Another area where you need to address progressive concerns is K-12 education. I'm glad Obama gave schools money to keep them from laying off teachers, but a lot of us who care about kids have trouble trusting him on this issue when he hired an education secretary who right wingers praise for his union-busting, mass firing of teachers, emphasis on repetitive standardized testing and privatized charter schools, all ''reforms'' backed by billionaire dilettantes rather than trained educators.

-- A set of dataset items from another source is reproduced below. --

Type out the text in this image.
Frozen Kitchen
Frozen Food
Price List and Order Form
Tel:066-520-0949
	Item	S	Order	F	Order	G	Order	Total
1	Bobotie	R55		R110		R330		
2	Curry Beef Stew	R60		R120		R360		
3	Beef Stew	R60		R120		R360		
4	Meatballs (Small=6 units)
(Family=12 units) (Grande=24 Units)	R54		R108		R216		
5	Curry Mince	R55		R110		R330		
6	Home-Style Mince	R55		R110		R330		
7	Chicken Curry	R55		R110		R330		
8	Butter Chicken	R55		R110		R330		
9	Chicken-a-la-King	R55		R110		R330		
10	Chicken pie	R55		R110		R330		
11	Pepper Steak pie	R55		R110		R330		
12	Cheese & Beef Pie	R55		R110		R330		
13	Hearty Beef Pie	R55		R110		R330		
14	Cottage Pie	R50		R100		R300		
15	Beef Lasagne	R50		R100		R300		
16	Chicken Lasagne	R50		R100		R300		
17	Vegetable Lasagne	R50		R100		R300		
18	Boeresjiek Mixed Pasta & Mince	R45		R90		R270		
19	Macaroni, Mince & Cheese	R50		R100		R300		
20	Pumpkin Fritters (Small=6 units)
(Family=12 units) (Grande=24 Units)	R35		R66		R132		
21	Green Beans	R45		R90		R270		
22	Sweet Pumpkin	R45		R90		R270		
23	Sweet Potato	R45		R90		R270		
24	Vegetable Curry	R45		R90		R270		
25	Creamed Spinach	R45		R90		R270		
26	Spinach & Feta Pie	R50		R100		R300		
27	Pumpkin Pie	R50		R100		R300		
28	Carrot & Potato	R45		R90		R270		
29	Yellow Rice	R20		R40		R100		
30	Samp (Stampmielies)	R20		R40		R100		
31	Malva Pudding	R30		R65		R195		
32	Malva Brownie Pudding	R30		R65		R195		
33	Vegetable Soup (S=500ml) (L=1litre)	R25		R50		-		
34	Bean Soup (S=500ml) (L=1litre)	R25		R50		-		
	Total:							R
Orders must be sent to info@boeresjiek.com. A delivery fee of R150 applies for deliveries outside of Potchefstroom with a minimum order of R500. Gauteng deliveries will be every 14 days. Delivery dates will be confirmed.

The problem with Obama's approach to Wall St, education, trade, and other aspects of foreign policy is that it is top down rather than bottom up--he appears to talk to almost exclusively the wealthy and largely does what they ask, rather than looking at the wishes of average Americans, who would like to see Wall Street subject to the rule of law and suffer the same kind of consequences a middle class or poor person would if they intentionally caused as much damage, and would like to have safe public schools that borrow the best practices of private schools, rather than privatizing public schools so our tax dollars can be siphoned off in profits and teachers treated like interchangeable burger flippers.

You must address these concerns if you want to get progressives in the tent, and address them in the way that Bruno Bettelheim laid out in his essay ''The Victim.'' He told about how as a concentration camp inmate he needed to get an SS guard's approval to get medical treatment for frostbite. He had to make his case to someone who had no sympathy, all the power, and a gun. So far, you guys have been arguing more like the guard than the inmate.